Солнце слепило немилосердно, я щурил глаза, но вдруг сквозь горячее желтое марево медленно проступила кирпичная башня церкви Святой Елизаветы — она примыкала к маленькой площади, на которой, прикрыв их навесом, кафе разложило плетеные летние стулья; все места были заняты, люди шумели, смеялись, а рядом тихо урчали грузовики, из которых местные фермеры торговали мороженым мясом — посередине всей этой буйной бюргерской жизни высокая церковь из красно-белого кирпича выглядела смущенной, словно застенчивая невеста в разгаре особенно шумной свадьбы; она стояла, как провербиальный elephant in the room, как девочка-переросток, не замечаемая никем, стесняясь себя и того пространства, что она занимала в городе — у входа, на паперти не было не души, и сперва я подумал, что церковь закрыта.

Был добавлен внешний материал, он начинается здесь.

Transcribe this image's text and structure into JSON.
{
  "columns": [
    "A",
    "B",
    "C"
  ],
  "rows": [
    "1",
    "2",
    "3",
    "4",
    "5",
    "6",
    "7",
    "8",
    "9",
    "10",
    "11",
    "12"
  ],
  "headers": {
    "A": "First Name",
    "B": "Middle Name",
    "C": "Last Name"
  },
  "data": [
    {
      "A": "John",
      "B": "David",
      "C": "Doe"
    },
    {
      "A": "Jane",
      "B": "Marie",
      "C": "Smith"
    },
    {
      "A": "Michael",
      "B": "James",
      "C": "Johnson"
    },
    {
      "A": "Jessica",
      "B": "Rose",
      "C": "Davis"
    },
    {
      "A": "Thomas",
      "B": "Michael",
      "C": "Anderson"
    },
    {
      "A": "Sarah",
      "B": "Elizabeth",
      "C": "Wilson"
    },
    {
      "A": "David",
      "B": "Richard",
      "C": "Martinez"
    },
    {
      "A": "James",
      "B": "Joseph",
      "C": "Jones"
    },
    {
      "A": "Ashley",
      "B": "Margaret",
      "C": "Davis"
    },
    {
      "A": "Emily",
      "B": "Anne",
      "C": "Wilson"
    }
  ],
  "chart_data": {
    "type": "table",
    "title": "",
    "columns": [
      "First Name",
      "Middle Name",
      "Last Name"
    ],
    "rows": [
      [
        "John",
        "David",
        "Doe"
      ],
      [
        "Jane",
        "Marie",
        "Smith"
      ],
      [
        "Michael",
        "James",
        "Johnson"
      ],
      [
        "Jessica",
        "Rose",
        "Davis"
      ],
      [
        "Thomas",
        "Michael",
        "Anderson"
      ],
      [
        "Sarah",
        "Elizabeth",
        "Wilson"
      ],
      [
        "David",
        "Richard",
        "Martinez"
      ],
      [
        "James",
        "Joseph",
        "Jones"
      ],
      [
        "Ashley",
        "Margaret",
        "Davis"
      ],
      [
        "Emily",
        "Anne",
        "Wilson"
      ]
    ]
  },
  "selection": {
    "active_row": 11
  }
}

Но дверь оказалась незапертой. Внутри, как часто бывает, не было никого, кроме меня; входя, я поднял глаза и увидел дату, вырезанную в кирпиче — 1936, — это была одна из церквей, отделанных в модернистском стиле, который я часто встречал в немецких церквях: белые стены, каменный пол, грубый гранитный алтарь, напоминавший скульптуру из раннесоветского авангарда; в окнах вместо детальных, богато украшенных витражей времен Возрождения — кубистические фигуры Христа и апостолов, склеенные из пестрых осколков, с разборчивыми подписями не по-латыни, но на английском; вместо широких полотен и позолоченных барельефов, громоздящихся друг на друге — двенадцать картин в простых деревянных рамках со сценами жизни Христа — рождение, страсти, распятие, воскресение.
Я стал осматривать церковь, медленно двигаясь вдоль ее стен. Картины, в реалистичной манере, в духе Курбе или Делакруа, были исполнены темных, землистых тонов: коричневые бороды фарисеев, их тускло-бордовые тоги, мышиные взгляды, терновый венок, уроненный кем-то на землю, и белое платье Христа, его бледное порозовевшее тело — в одной из картин, где загорелые рабы раздевают Спасителя перед тем, как прибить к кресту, он, помогая им, скромно возносит локти над головой, как святой Себастьян — на каждой картине было не более двух-трех фигур, и смысл их был прост и понятен, и мне это показалось трогательным и важным — не безликие, строгие лица святых раннего средневековья, не испещренный гербами и золотом символизм ренессанса, но печальные, приземленные, трагические сцены, понятные каждому, тягостные, как жизнь Христа, как жизнь первых верующих, как наша жизнь.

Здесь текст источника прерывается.